しかし、ムーア氏は疑惑を全面否定。最近のアラバマ州の世論調査では、ムーア氏が支持率で民主党候補をリードしているものも見られます。疑惑の候補者が当選する可能性が高まってきたことに危機感を強めた上院共和党全国委員会の委員長は13日、「ムーア氏が当選したら、上院は投票でムーア氏を追放すべきだ」という声明を発表するに至りました。
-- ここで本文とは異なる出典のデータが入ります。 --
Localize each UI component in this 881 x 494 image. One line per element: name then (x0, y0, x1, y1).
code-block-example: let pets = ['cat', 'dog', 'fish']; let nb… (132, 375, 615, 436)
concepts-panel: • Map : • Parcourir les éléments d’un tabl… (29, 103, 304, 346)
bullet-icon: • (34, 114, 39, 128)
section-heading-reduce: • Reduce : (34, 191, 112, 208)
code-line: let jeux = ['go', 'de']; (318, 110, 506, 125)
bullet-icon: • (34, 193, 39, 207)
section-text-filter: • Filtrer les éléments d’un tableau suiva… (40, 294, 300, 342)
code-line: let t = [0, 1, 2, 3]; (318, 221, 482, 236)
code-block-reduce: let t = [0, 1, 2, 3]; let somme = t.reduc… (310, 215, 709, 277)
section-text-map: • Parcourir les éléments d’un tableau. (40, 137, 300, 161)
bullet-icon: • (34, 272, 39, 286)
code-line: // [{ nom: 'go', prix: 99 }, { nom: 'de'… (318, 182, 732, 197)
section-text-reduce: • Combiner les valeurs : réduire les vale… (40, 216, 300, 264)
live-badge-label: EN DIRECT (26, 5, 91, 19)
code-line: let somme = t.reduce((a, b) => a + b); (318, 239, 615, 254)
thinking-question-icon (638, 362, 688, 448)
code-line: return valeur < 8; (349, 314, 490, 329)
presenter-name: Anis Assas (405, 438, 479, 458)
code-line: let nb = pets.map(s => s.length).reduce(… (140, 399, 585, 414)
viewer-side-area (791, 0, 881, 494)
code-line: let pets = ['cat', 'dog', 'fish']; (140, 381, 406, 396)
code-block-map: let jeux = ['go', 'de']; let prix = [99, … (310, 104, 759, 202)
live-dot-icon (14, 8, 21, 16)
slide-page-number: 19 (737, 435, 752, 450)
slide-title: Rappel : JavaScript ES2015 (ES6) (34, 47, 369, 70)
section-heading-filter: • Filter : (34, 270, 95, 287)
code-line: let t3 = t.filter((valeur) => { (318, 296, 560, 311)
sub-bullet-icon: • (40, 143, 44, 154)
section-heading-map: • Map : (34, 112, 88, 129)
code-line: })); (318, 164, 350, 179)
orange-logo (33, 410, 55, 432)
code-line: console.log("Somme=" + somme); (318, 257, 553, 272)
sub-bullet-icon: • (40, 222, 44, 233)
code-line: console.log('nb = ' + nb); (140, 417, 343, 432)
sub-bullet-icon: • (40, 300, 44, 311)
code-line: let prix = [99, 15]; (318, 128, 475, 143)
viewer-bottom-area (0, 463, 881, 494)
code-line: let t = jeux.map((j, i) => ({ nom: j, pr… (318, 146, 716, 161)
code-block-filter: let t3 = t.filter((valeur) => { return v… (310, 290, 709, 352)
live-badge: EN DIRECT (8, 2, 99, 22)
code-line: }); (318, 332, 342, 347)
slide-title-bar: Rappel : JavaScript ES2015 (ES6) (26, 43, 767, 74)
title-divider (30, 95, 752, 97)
こうした異常事態に至った背景には、アメリカは有権者が予備選挙で政党の候補者を決めるのであって、党の指導部が人選して「公認」するのではない…という選挙制度の違いがあります。ある意味、トランプ大統領が、共和党主流派の猛反対にもかかわらず共和党の大統領候補となり、当選したのもそのおかげです。ムーア氏は9月の予備選挙で、そのトランプ大統領が推す候補者を破って本選挙に進んでいます。議員、とりわけ任期が長い上院議員は、党指導部に選んでもらったという恩義はなく、だから党議拘束も受けません。単なる投票マシーンではなくて、独立自尊の議員として議会活動できる点がメリットなのですが、内在する「制度の失敗」は時に表面化します。

ムーア氏が当選したら議会は「追放」できるのか

さて、当選したムーア議員を議会が「追放」できるかどうかですが、合衆国憲法第5条第2項は、「両議院は(中略)、3分の2の同意によって議員を除名することができる」と規定しています。しかし、アラバマ州の有権者の意思を、議員限りの判断で覆すのは容易なことではありません。政治的なハードルが高くそびえているからなのでしょう、上院議員の除名は、南北戦争との関連で行われた1861年以降、例がありません。ただし、除名のプロセスの途中で議員が辞任した例はいくつもあります。

何はともあれ、ムーア氏は選挙戦から降りるのかどうか。投票まで1ヶ月を切ったアラバマ州の補欠選は、思いもよらぬ理由で、全米の、そして各国のアメリカ・ウォッチャーの注目をも集めています。